Manchester City wrote three interconnected stories this week, and sports media customs dictate that we begin with the latest: City clinched the 2022-23 Premier League title Saturday. Arsenal’s 0-1 loss to lowly Nottingham Forest put the Gunners mercifully out of reach. It is City’s seventh EPL triumph since 2012, and fifth in seven seasons under Pep Guardiola.

It required a comeback, from essentially 8 points behind Arsenal in early February; but in the end, it was comfortable and anticlimactic, because ever since late February, City has been perfect. Guardiola’s machine — headed by the record-breaking Erling Haaland, propelled by the wondrous Ilkay Gundogan and Kevin De Bruyne, fortified by Rodri and a shapeshifting defense that morphed into the league’s best over the latter half of the season — steamrolled through the world’s most competitive soccer league without regard for the refreshing narratives that Arsenal had teased.

City beat the Gunners in mid-February to stay within touching distance, then dispatched them in April to all but end this two-horse race. In between, there was a steady stream of victories — some businesslike, some rampant — that made Saturday’s clincher feel like the inevitable conclusion.

Manchester City clinched the Premier League title Saturday for the fifth time in seven seasons under Pep Guardiola. (Photo by Marc Atkins/Getty Images)

The Cityzens became the undisputed best team in the sport, and that’s how they wrote the second of three stories as well. They toppled Real Madrid in the Champions League semis with mastery personified. They waltzed to their second European final in three seasons, and this one, surely, they will win.

But the third story remains inescapable. It looms over all the success, and clouds the footballing beauty.

An integral piece of the machine’s foundation was, according to multiple rounds of credible allegations, cheating.

The third story this week was that City reportedly launched a judicial battle with the Premier League, disputing the legality of an investigation into over 100 alleged breaches of the league’s financial rules. The Premier League made those accusations back in February, after a yearslong investigation that City allegedly tried to obstruct at every stage. The alleged breaches, which the club has repeatedly denied, date back to 2009, and paint a picture of nefarious accounting and other illicit practices that contributed to City’s 2010s rise from mid-table afterthought to state-owned juggernaut.

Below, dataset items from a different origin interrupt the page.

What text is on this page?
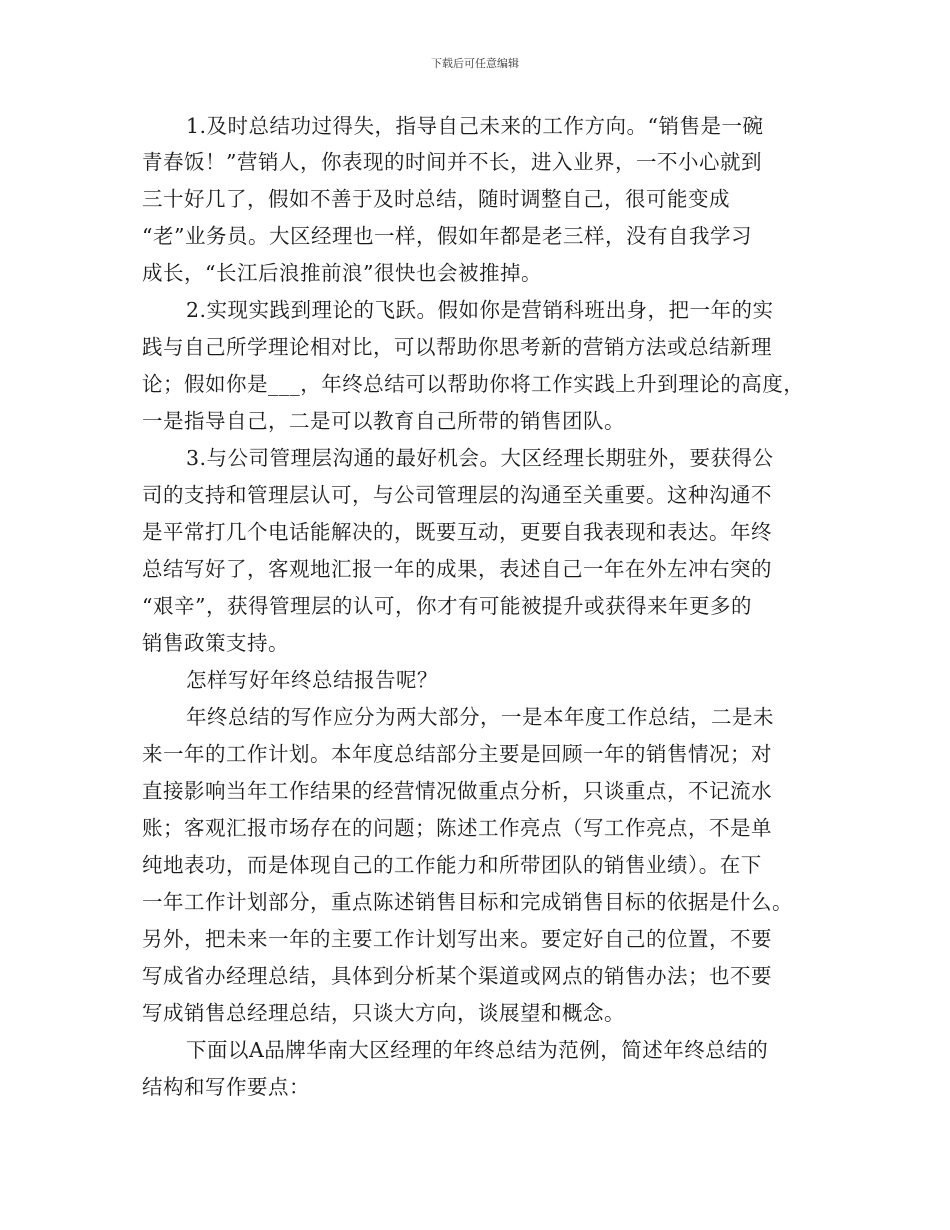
下载后可任意编辑
1.及时总结功过得失，指导自己未来的工作方向。“销售是一碗
青春饭！”营销人，你表现的时间并不长，进入业界，一不小心就到
三十好几了，假如不善于及时总结，随时调整自己，很可能变成
“老”业务员。大区经理也一样，假如年都是老三样，没有自我学习
成长，“长江后浪推前浪”很快也会被推掉。
2.实现实践到理论的飞跃。假如你是营销科班出身，把一年的实
践与自己所学理论相对比，可以帮助你思考新的营销方法或总结新理
论；假如你是___，年终总结可以帮助你将工作实践上升到理论的高度，
一是指导自己，二是可以教育自己所带的销售团队。
3.与公司管理层沟通的最好机会。大区经理长期驻外，要获得公
司的支持和管理层认可，与公司管理层的沟通至关重要。这种沟通不
是平常打几个电话能解决的，既要互动，更要自我表现和表达。年终
总结写好了，客观地汇报一年的成果，表述自己一年在外左冲右突的
“艰辛”，获得管理层的认可，你才有可能被提升或获得来年更多的
销售政策支持。
怎样写好年终总结报告呢？
年终总结的写作应分为两大部分，一是本年度工作总结，二是未
来一年的工作计划。本年度总结部分主要是回顾一年的销售情况；对
直接影响当年工作结果的经营情况做重点分析，只谈重点，不记流水
账；客观汇报市场存在的问题；陈述工作亮点（写工作亮点，不是单
纯地表功，而是体现自己的工作能力和所带团队的销售业绩）。在下
一年工作计划部分，重点陈述销售目标和完成销售目标的依据是什么。
另外，把未来一年的主要工作计划写出来。要定好自己的位置，不要
写成省办经理总结，具体到分析某个渠道或网点的销售办法；也不要
写成销售总经理总结，只谈大方向，谈展望和概念。
下面以A品牌华南大区经理的年终总结为范例，简述年终总结的
结构和写作要点：
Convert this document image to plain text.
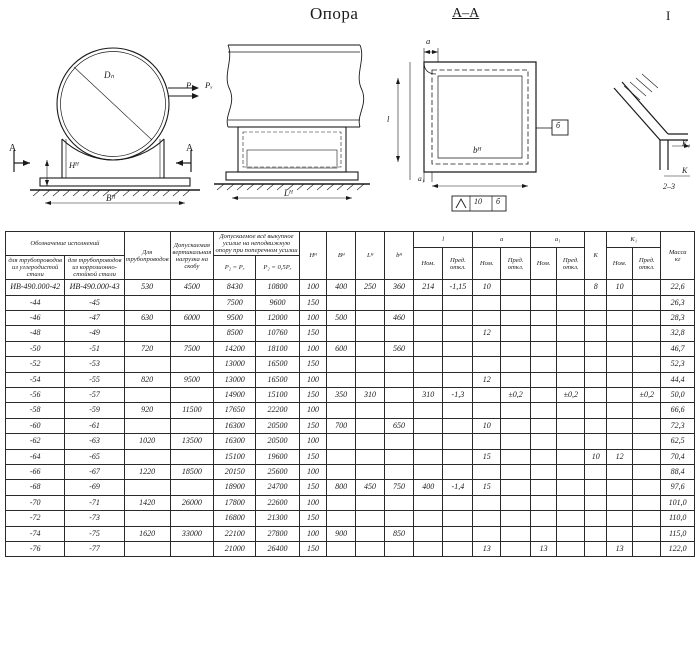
Опора	А–А	I
Dₙ
P₂ Pₓ
Hᴴ
Bᴴ
А	А
Lᴴ
а
l
bᴴ
a₁
б
10 б
K₁
K
2–3
Обозначение исполнений		Для трубопроводов	Допускаемая вертикальная нагрузка на скобу	Допускаемое всё выкупное усилие на неподвижную опору при поперечном усилии		Hᴴ	Bᴴ	Lᴴ	bᴴ	l		a		a₁		K	K₁		Масса
кг

										Ном.	Пред. откл.	Ном.	Пред. откл.	Ном.	Пред. откл.		Ном.	Пред. откл.	
для трубопроводов из углеродистой стали	для трубопроводов из коррозионно-стойкой стали			P₂ = Pₓ	P₂ = 0,5Pₓ														
ИВ-490.000-42	ИВ-490.000-43	530	4500	8430	10800	100	400	250	360	214	-1,15	10				8	10		22,6
-44	-45			7500	9600	150													26,3
-46	-47	630	6000	9500	12000	100	500		460										28,3
-48	-49			8500	10760	150						12							32,8
-50	-51	720	7500	14200	18100	100	600		560										46,7
-52	-53			13000	16500	150													52,3
-54	-55	820	9500	13000	16500	100						12							44,4
-56	-57			14900	15100	150	350	310		310	-1,3		±0,2		±0,2			±0,2	50,0
-58	-59	920	11500	17650	22200	100													66,6
-60	-61			16300	20500	150	700		650			10							72,3
-62	-63	1020	13500	16300	20500	100													62,5
-64	-65			15100	19600	150						15				10	12		70,4
-66	-67	1220	18500	20150	25600	100													88,4
-68	-69			18900	24700	150	800	450	750	400	-1,4	15							97,6
-70	-71	1420	26000	17800	22600	100													101,0
-72	-73			16800	21300	150													110,0
-74	-75	1620	33000	22100	27800	100	900		850										115,0
-76	-77			21000	26400	150						13		13			13		122,0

The club’s only hope, now, is to fight the extensive charges, and perhaps get off on technicalities — but, in a way, significant damage has already been done.

The nefariousness first came to light in 2018, when German outlet Der Spiegel published a four-part exposé of City’s manipulative dealings. In 2008, the club had been bought by the Abu Dhabi ruling family; it was suddenly fueled by limitless petrostate wealth. But shortly thereafter, it realized that European soccer’s new spending limits, dubbed Financial Fair Play (FFP), would impede the owners’ plan to transform City into an EPL and Champions League contender. So they apparently devised a scheme to circumnavigate the rules.

FFP imposed a player spending cap that was a function of a given club’s revenue. City, according to leaked emails, essentially began inflating the value of sponsorship contracts with Abu Dhabi state-owned companies so that it could report higher revenues, spend more on transfer fees and salaries, and still comply with the rules.

For example, according to one series of emails published by Der Spiegel, City had signed a sponsorship deal with Etihad Airways — the UAE’s Abu Dhabi-headquartered national airline — that paid the club a whopping 67.5 million pounds per year. But only 8 million of those pounds actually came from Etihad; the rest would come from the holding company that Abu Dhabi’s rulers had used to purchase Man City. FFP rules had been designed to prevent billionaires from pumping silly money into a club, and City was brazenly dodging the rules to do just that.

Along the way, club officials displayed ruthless disdain for anybody who dared question them. Rather than try to prove their innocence, they’d counter with a statement that “the attempt to damage the Club’s reputation is organized and clear.” And they’d spend limitlessly on powerful lawyers to fight the charges. When UEFA, the European soccer governing body, found Man City guilty of “serious breaches” and banned City from the Champions League for two seasons, the club took UEFA to the Court of Arbitration for Sport (CAS), and won.

But it did not win because it was innocent, only because a statute of limitations had elapsed and UEFA’s proof wasn’t quite conclusive.

Manchester City won the 2022-23 Premier League title by virtue of Arsenal’s loss to Nottingham Forest. (Martin Rickett/PA via AP)

Meanwhile, the Premier League’s own investigation was ongoing and seemingly much more thorough.

City allegedly refused to cooperate with it; nonetheless, after almost four years, it produced a remarkably extensive list of alleged breaches — including untrue accounting and undisclosed payments to managers and players. City will fight all of them — it will reportedly pay a single lawyer on par with the most lucrative player salaries in global soccer — but the clouds will remain. And they might be permanent.

The case, which might take years to litigate, could produce any number of penalties. It could also produce another City victory, of course, on technicalities or otherwise; but the Premier League would not have accused a member of such flagrant cheating without robust evidence. And none of what leaked in 2018 has been refuted. City has previously railed against the publication of those “out-of-context materials,” which were “purportedly hacked or stolen,” but nothing that Portuguese hacker Rui Pinto procured, in a series that became known as Football Leaks, has proven to be illegitimate.

So there is a stain, a potentially unremovable stain, on all this success. The alleged violations did not by themselves win seven titles, of course, but they enabled all seven by allowing City to pay billions of dollars, more than any other club since 2008, to assemble a team that is two games away from a treble.

They do not necessarily discredit the brilliance of Guardiola, or of De Bruyne and others. Manchester City — the players and staff — will go to Wembley for the FA Cup final June 3, and to Istanbul for the Champions League final a week later, unbothered by any improprieties above them. They will celebrate any triumphs, and we will celebrate their impact on the sport, because that is irreversible.

But for Manchester City the club, and Manchester City the state-owned entity, asterisks — or worse — could be coming.